Government's Brexit deal needs 'substantial changes' before MPs can vote on it again

House of Commons Speaker John Bercow has ruled out another vote on Theresa May's Brexit withdrawal agreement if the motion is substantially the same as last time.

The ruling means May's deal, as it stands, will not be put before MPs as anticipated would happen this week.

Bercow said the government cannot "resubmit to the House the same proposition, or substantially the same proposition," for a third time.

The Speaker cited the Commons rulebook Erskine May as he set out a convention dating back to 1604 that a defeated motion cannot be brought back in the same form during the course of a parliamentary session.

The prime minister's office took more than four hours to release a response to Bercow's decision. The thinly-worded statement extended to just twelve words, as noted by ITV News Political Editor Robert Peston.

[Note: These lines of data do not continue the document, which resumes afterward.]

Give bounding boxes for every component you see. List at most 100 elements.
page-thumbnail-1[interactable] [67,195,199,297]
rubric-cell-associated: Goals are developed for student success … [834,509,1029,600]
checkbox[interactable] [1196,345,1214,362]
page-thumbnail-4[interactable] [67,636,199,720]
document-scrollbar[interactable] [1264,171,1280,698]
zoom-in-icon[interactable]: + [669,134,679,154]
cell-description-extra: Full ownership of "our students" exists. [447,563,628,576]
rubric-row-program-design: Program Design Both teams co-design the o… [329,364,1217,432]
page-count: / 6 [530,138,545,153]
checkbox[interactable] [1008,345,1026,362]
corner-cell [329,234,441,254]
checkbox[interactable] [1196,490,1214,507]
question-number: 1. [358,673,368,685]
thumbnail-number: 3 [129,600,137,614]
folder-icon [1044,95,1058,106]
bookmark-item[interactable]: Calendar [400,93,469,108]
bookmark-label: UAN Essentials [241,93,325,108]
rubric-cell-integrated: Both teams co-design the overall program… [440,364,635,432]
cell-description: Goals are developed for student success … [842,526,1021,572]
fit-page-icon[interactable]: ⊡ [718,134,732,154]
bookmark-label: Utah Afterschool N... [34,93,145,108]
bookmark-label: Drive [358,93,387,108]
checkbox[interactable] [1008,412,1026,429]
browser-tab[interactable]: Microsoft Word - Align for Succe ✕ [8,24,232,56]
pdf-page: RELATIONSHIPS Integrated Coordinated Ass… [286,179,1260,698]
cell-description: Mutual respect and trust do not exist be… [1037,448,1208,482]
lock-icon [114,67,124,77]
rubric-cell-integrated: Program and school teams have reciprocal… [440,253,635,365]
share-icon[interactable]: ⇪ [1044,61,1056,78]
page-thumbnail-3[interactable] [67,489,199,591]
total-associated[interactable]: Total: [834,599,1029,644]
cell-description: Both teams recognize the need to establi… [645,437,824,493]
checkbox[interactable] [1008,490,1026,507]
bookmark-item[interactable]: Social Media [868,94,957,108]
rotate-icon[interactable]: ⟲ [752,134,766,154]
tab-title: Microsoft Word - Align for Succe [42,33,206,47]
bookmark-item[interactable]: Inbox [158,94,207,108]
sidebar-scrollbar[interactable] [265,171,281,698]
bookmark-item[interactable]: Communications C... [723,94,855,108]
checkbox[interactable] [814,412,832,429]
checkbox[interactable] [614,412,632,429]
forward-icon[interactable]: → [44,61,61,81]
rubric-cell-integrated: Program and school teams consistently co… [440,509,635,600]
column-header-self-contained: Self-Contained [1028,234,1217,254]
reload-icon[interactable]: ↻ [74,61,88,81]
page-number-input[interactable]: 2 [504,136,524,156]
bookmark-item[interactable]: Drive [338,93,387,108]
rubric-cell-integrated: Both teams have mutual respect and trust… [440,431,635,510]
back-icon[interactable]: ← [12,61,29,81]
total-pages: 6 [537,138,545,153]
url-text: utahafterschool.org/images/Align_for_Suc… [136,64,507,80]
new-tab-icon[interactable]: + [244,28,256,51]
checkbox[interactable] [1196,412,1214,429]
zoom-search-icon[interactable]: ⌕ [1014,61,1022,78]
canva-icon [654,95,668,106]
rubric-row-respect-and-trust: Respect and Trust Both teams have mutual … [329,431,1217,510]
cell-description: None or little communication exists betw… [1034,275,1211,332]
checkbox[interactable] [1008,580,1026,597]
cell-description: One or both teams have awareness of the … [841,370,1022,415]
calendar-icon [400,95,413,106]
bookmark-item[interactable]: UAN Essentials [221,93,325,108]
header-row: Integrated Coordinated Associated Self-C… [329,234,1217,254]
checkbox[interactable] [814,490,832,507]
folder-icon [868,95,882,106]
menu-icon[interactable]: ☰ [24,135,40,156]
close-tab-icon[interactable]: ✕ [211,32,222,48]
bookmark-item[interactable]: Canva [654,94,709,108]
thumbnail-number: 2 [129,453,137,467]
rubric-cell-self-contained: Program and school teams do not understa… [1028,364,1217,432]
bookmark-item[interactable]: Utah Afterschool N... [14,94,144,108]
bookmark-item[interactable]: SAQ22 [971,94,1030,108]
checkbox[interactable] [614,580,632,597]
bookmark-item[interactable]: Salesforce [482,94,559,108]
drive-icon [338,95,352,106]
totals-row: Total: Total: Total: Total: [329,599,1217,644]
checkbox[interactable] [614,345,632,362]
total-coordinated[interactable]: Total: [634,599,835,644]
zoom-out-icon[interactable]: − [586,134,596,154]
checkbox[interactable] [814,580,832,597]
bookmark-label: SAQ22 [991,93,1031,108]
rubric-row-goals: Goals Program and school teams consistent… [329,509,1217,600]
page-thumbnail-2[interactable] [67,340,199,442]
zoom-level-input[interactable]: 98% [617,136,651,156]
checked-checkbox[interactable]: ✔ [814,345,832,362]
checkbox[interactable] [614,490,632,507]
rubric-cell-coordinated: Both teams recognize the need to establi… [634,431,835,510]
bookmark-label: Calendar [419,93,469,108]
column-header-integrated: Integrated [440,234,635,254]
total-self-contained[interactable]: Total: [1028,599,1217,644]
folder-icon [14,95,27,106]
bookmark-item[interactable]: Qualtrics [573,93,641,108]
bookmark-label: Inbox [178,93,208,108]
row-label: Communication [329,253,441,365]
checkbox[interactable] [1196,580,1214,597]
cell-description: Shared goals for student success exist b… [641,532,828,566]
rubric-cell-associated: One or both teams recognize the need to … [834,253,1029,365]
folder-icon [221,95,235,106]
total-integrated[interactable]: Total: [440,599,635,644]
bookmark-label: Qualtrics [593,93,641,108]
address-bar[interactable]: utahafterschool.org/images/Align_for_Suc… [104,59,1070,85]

Caught somewhat off-guard by the ruling, the prime minister's official spokesman earlier had said: "The Speaker did not warn us of the contents of the statement or indeed the fact that he was making one."

Meanwhile, MPs were far quicker to react to the decision.

Graham Brady, chairman of the Conservative 1922 Committee, says the Speaker's attempt to block a third meaningful vote is "unsurprising", adding he doesn't think the prime minster's deal is dead.

Conservative Jacob Rees-Mogg, chairman of the European Research Group, said he is "delighted" Mr Bercow had decided to follow precedent.

Prisons Minister Rory Stewart tweeted: "There are stronger and weaker parts of this argument from the speaker - but the idea that debating the deal is not a good use of parliamentary time - is not a good argument."

Ardent Leaver and Conservative MP James Gray says "Brexit will not now occur," following the speaker's decision.

Ian Duncan Smith, a strong supporter of the campaign for the UK to leave the European Union, refused to discuss the key points of a meeting he attended with the prime minister at Downing Street following the decision.

Instead, the former Work and Pensions Secretary described the meeting as "good" to ITV News' Political Correspondent Daniel Hewitt. He added Bercow's ruling is "pretty significant if not astonishing statement and the repercussions will take a while to wash through".

Mr Bercow said last week's second meaningful vote "did not fall foul of the convention about matters having already been decided" because there were a number of legal changes to the deal, as well as the publication of three new documents.

But he said because it has been "strongly rumoured" the Government plans to attempt to schedule a third and possibly a fourth vote, he was prompted to make today's statement "to signal what would be orderly and what would not".

With just 11 days to go to the scheduled date of Brexit, Britain is no clearer about how, when or if it will be leaving the European Union.